Understanding that the 50th anniversary would inevitably generate heightened attention, Kent State’s administration made the very good decision to fully embrace their institution’s past.
In Chapter 3 of The Crisis Preparedness Quotient – Measuring Your Readiness to Weather a Reputational Storm (“Where Crises Come From”), we examine nine common sources from which crises spring: People, Products, Priorities, Policies, Performance, Politics, Procrastination, Privacy and Past. A college’s or company’s past is fertile ground for reputational erosion. And anniversaries are common “hooks” for media coverage, especially when the event being remembered is negative.

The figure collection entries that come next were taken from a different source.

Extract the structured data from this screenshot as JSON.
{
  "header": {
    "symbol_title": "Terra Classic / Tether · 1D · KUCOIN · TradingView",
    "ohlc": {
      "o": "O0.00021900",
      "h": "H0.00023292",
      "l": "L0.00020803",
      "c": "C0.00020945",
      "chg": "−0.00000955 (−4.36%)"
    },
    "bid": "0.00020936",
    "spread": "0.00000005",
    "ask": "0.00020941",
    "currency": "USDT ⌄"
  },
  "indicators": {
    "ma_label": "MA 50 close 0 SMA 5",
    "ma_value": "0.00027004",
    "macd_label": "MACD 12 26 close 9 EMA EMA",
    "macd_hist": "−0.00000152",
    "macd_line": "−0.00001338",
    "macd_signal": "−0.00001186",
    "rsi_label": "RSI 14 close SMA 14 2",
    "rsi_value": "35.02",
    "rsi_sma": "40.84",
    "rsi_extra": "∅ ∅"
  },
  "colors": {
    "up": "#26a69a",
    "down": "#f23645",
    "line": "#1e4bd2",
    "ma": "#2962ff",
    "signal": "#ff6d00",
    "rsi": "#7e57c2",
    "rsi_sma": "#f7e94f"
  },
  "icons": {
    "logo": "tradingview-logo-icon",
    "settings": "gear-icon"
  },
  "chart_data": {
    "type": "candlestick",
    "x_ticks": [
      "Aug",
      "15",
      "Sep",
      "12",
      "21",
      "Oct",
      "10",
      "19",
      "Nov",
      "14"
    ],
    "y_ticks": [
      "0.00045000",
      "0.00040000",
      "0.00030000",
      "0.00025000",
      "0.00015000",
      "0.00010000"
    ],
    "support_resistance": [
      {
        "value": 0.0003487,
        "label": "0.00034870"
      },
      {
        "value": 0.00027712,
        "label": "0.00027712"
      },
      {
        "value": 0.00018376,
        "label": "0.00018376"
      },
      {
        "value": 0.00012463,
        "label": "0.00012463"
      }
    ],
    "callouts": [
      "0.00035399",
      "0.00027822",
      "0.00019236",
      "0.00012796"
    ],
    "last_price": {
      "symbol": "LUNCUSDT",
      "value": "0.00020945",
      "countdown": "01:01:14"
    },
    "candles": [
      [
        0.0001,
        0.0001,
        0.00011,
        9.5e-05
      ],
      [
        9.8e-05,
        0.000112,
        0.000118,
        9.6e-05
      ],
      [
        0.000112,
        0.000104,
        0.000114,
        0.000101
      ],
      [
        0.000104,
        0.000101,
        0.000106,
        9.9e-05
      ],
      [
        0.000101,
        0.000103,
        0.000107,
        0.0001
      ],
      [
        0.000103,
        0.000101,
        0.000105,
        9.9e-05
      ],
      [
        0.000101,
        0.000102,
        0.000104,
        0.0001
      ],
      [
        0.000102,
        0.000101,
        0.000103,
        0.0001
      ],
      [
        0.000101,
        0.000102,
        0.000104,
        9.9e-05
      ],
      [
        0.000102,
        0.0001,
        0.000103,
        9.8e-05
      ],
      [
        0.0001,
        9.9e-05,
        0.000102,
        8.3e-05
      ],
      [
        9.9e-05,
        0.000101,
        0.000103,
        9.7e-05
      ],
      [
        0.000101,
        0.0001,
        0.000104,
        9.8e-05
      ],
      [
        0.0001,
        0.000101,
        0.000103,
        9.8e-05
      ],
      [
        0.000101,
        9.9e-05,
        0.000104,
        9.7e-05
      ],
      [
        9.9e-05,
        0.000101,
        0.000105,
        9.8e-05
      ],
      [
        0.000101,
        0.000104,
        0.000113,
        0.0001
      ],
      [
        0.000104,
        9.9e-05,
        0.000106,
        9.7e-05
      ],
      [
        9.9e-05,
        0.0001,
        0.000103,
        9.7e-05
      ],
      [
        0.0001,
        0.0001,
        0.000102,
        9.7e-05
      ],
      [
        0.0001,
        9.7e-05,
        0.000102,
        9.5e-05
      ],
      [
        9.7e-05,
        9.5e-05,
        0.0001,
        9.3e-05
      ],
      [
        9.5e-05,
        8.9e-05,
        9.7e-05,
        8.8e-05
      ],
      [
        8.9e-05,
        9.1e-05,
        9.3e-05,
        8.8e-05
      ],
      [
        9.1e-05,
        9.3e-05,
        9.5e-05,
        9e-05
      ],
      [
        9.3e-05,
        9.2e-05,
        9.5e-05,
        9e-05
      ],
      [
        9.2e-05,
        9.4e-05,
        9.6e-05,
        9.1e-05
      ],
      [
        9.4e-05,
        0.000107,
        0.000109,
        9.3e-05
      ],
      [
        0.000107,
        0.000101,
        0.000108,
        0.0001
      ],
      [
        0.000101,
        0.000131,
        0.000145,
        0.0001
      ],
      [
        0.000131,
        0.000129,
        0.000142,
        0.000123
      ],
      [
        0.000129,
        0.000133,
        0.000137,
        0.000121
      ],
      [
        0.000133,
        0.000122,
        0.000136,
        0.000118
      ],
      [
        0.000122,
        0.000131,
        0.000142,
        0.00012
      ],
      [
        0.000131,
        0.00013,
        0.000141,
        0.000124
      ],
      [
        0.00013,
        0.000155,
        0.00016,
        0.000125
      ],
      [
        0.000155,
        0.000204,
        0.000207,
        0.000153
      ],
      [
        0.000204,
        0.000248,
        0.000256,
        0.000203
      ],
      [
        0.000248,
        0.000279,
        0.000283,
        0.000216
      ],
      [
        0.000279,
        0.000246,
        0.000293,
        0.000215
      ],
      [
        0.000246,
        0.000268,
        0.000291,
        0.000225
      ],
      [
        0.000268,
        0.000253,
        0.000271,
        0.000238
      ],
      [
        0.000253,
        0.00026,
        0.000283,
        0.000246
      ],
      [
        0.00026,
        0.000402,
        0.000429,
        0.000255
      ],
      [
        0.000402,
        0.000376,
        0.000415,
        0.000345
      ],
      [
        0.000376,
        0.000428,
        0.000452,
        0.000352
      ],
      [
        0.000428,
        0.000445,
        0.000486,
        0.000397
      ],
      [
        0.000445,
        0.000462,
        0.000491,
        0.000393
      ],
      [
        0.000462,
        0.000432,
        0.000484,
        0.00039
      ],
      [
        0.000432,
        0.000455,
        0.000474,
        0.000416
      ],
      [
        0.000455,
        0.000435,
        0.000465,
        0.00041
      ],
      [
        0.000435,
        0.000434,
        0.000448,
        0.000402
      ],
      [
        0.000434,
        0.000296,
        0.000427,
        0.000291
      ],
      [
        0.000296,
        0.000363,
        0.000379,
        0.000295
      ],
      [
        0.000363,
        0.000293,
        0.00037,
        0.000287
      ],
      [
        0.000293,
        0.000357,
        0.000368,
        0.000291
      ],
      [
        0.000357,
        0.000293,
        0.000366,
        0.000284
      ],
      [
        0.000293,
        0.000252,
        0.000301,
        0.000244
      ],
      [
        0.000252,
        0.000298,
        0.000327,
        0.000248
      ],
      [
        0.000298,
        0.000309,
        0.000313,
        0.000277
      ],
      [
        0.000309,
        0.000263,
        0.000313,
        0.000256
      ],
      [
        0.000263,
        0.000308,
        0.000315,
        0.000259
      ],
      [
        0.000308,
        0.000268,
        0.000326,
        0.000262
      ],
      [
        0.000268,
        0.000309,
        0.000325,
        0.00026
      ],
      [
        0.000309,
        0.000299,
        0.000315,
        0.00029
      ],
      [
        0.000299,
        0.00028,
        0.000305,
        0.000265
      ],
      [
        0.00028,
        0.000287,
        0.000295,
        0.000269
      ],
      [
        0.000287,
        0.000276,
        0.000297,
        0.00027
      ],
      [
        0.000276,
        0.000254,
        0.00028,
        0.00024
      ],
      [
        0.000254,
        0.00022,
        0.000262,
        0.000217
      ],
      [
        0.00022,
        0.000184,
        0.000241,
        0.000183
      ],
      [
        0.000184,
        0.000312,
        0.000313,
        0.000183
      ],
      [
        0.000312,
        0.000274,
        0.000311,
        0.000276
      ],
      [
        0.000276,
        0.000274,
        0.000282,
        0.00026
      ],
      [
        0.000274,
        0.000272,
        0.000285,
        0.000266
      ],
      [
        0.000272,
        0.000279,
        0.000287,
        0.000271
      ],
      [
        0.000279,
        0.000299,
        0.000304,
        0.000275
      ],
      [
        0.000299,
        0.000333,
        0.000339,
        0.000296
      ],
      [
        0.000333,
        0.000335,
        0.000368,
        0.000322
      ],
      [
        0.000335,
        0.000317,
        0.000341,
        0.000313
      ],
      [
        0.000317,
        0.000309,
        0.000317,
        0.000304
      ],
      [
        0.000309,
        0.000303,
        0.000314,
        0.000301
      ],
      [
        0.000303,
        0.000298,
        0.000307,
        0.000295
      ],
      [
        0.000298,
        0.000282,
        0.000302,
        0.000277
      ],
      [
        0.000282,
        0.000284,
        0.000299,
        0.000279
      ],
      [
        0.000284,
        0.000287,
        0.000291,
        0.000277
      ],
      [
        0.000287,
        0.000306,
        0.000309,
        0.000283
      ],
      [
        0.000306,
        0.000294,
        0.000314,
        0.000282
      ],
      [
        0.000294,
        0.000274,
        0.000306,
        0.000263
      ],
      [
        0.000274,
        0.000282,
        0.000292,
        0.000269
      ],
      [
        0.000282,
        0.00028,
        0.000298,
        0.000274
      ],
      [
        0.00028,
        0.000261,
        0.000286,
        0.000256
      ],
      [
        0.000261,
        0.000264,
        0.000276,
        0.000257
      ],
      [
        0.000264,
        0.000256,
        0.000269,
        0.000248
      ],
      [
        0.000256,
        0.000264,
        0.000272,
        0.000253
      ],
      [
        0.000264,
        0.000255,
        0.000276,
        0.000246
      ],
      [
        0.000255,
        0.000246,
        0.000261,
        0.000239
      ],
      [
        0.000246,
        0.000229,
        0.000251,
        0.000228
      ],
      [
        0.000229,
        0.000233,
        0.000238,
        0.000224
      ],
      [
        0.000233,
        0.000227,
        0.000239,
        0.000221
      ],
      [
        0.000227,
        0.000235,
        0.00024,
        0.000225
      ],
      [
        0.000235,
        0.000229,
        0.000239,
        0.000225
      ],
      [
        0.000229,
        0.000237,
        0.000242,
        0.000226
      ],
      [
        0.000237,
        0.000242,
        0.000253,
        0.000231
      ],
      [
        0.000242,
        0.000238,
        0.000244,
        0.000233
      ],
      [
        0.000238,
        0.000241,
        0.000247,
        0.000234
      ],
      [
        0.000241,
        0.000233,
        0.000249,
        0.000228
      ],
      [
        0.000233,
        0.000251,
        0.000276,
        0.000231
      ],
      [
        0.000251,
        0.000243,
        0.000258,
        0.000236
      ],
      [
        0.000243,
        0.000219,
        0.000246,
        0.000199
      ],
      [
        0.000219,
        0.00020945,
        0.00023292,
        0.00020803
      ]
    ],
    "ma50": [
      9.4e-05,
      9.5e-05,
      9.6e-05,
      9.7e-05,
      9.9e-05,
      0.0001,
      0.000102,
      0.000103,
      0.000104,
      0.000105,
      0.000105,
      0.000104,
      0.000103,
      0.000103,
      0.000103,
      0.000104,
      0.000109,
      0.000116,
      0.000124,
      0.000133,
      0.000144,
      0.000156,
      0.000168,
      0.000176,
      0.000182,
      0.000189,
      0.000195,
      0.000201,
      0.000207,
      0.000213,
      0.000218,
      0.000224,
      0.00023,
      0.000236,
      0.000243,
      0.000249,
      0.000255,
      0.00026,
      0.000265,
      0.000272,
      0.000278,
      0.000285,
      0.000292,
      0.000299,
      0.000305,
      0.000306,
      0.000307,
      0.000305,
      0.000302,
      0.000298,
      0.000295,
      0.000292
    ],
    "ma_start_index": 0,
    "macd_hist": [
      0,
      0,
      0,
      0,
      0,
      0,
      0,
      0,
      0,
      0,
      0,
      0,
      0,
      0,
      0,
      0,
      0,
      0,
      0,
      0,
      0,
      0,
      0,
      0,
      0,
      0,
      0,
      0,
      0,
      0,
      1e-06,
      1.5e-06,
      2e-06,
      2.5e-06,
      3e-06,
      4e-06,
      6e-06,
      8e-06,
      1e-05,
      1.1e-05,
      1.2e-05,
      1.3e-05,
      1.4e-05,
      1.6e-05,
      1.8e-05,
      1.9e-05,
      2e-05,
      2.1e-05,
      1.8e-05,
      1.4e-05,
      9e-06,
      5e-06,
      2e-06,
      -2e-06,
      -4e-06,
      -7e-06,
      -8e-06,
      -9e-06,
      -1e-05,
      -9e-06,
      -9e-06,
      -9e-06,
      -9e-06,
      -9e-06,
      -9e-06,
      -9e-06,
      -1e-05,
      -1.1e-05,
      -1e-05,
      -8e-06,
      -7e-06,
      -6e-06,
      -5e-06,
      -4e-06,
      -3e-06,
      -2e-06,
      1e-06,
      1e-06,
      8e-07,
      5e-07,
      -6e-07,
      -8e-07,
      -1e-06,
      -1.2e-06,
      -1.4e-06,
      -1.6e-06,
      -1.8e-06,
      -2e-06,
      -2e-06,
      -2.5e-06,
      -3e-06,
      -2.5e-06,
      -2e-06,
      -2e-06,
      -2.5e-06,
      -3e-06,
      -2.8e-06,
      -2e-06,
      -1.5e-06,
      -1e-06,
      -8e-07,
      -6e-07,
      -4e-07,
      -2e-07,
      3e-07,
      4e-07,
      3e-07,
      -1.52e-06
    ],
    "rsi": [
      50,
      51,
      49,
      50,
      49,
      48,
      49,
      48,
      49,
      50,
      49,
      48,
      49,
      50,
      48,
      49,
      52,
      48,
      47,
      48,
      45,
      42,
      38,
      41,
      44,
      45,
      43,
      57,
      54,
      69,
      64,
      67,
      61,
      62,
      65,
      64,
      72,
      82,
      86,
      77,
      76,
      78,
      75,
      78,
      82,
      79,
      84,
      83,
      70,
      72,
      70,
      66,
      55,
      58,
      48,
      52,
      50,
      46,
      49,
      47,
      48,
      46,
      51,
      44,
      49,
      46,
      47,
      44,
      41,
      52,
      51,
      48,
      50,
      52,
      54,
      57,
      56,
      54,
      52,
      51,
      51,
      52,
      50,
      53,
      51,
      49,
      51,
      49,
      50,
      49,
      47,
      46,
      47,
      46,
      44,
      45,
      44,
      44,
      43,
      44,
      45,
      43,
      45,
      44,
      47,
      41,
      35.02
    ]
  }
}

The best way to deal with this reality is with honesty and transparency. Spin and attempts to downplay history rarely work. Organizations can control their own destinies as much as possible by encouraging an open examination of their histories, warts and all. Better you lead the discussion than allow others to define your heritage.
To see an excellent example of “leading the discussion,” visit Kent State’s multi-media “May 4 Commemoration” website (linked below). Being unable to host anniversary events on campus because of response to the coronavirus shutdown, Kent State President Todd Diacon and the school’s May 4 Advisory Committee created a virtual commemoration. You can find fascinating historic discussion and visuals, learn about new scholarships named in honor of the four fallen students, and watch an emotional performance of “Ohio,” the hit song recorded by Crosby, Stills, Nash and Young 11 days after the shootings.
Tin soldiers and Nixon’s comin’
We’re finally on our own
This summer I hear the drummin’
Four dead in Ohio
Gotta get down to it
Soldiers are gunning us down
Should have been done long ago
What if you knew her and
Found her dead on the ground?
How can you run when you know?
Congratulations to Kent State University for the pragmatic embrace of its uncomfortable but important place in history. Instead of ducking history, the school is leading a timely discussion. The threatened rights of free speech and peaceful assembly — so violently challenged on May 4, 1970 — are in the headlines today. And it is beyond creepy that college campuses across the nation are again shutdown in May, just as they were 50 years ago in the tumultuous weeks following “Kent State.”